Data about life on earth and the environment are often unavailable or unusable for numerous reasons. Those data that are available are broadly dispersed and can be difficult to discover and use. Because of the multiple data and metadata standards employed, integration and analyses have been difficult to achieve. As well, when analyses are completed, sharing and replication of workflows and results pose the next challenge.
DataONE is being designed and constructed to address four key challenges:
1. Data loss—by preserving at-risk (orphaned) biological/ecological/environmental data from individual scientists
2. Scattered data sources—by facilitating discovery and access of data through a single easy-to-use portal
3. Data deluge–by providing a toolbox that empowers scientists and organizations to more easily and effectively manage, analyze, and synthesize data
4. Poor data practices—by creating an informatics-literate workforce through innovative outreach and training efforts (e.g., best-practice videos, podcasts, on-line certificate programs, downloadable best practice guides and exemplars of data management plans)
Results/Conclusions
DataONE will enable new science and knowledge creation through universal access to data about life on earth and the environment that sustains it.
The system is designed around a nucleus of three existing data centers (coordinating nodes) and a broad array of data holdings such as those maintained by libraries, research networks, and academic and governmental organizations (member nodes).

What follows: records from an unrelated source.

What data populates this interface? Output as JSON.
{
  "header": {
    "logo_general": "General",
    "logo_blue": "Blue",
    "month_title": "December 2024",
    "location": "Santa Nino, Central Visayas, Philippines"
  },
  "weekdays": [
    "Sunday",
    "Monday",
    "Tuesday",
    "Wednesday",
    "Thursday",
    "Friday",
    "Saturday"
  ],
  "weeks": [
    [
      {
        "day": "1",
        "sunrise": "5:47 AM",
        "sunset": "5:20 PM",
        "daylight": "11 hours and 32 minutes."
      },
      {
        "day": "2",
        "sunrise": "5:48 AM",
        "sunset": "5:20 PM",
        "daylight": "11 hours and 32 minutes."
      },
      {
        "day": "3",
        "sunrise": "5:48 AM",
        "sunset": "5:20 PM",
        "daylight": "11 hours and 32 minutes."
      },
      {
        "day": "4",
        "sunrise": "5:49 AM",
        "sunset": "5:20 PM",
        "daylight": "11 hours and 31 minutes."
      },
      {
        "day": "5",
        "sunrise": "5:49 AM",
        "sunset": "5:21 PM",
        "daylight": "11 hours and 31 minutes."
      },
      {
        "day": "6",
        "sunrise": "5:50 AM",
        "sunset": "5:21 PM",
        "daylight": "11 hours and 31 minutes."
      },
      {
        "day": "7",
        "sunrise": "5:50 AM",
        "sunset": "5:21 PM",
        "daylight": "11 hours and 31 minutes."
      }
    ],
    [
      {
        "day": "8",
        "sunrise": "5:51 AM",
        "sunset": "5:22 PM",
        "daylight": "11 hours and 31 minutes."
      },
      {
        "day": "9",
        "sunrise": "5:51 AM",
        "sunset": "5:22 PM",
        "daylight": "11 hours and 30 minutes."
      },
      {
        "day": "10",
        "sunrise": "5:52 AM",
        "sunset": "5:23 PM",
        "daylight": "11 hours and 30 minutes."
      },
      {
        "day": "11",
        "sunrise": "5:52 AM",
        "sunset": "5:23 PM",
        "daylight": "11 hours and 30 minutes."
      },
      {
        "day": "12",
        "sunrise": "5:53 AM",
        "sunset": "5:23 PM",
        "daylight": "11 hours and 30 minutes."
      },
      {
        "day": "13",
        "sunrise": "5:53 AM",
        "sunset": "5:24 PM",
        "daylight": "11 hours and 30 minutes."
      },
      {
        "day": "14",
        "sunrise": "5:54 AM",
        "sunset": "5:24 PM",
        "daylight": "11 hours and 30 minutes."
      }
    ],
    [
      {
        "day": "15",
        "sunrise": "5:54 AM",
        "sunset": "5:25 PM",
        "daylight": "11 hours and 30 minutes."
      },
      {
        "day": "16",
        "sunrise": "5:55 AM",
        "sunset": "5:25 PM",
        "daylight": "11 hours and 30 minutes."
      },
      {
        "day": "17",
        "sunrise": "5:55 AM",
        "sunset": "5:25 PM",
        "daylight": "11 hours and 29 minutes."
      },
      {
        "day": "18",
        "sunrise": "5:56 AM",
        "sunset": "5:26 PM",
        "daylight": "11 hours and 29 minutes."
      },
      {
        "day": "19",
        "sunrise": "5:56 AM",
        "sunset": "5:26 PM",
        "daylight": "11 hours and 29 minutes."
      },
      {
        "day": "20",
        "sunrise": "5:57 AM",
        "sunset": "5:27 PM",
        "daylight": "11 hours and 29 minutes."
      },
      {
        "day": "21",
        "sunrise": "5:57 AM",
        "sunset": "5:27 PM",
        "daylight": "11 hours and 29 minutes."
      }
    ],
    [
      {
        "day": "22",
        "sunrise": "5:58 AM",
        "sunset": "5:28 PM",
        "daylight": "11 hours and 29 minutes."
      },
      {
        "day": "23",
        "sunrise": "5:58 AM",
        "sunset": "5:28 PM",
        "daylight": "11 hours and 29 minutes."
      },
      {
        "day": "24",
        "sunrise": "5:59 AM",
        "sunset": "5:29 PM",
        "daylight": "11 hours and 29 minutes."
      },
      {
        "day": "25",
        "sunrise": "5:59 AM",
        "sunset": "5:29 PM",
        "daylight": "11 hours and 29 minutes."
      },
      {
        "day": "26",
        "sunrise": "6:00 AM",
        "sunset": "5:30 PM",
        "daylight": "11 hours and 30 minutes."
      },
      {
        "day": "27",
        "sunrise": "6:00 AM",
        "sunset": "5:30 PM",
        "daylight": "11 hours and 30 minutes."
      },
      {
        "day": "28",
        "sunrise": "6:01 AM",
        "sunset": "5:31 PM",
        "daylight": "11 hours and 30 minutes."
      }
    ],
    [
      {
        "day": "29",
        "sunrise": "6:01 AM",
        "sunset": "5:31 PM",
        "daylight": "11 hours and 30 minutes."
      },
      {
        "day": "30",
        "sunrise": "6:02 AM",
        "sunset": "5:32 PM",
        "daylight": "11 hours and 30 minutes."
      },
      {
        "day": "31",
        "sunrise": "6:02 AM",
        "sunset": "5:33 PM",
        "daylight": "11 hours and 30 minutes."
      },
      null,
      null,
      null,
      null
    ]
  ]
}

The cyberinfrastructure promotes the discovery and access of data by providing one-stop shopping for data and metadata (information about the data that enables its use) about Earth’s biota and environments. DataONE provides tools (e.g., metadata management and scientific visualization tools as part of an “investigator’s toolbox”), training, and outreach to scientists and students in a concerted effort enabling and promoting data preservation, data stewardship, and data sharing. Through a series of working group meetings, computer and information scientists are engaged in developing and promulgating ontologies that will facilitate data integration and simplify creation of complex scientific workflows. The DataONE portal simplifies the process of acquiring and using appropriate scientific workflow software like Kepler and Taverna, as well as publishing and sharing new workflows via mechanisms such as myExperiment that allows workflows to be re-used and possibly adopted for other uses.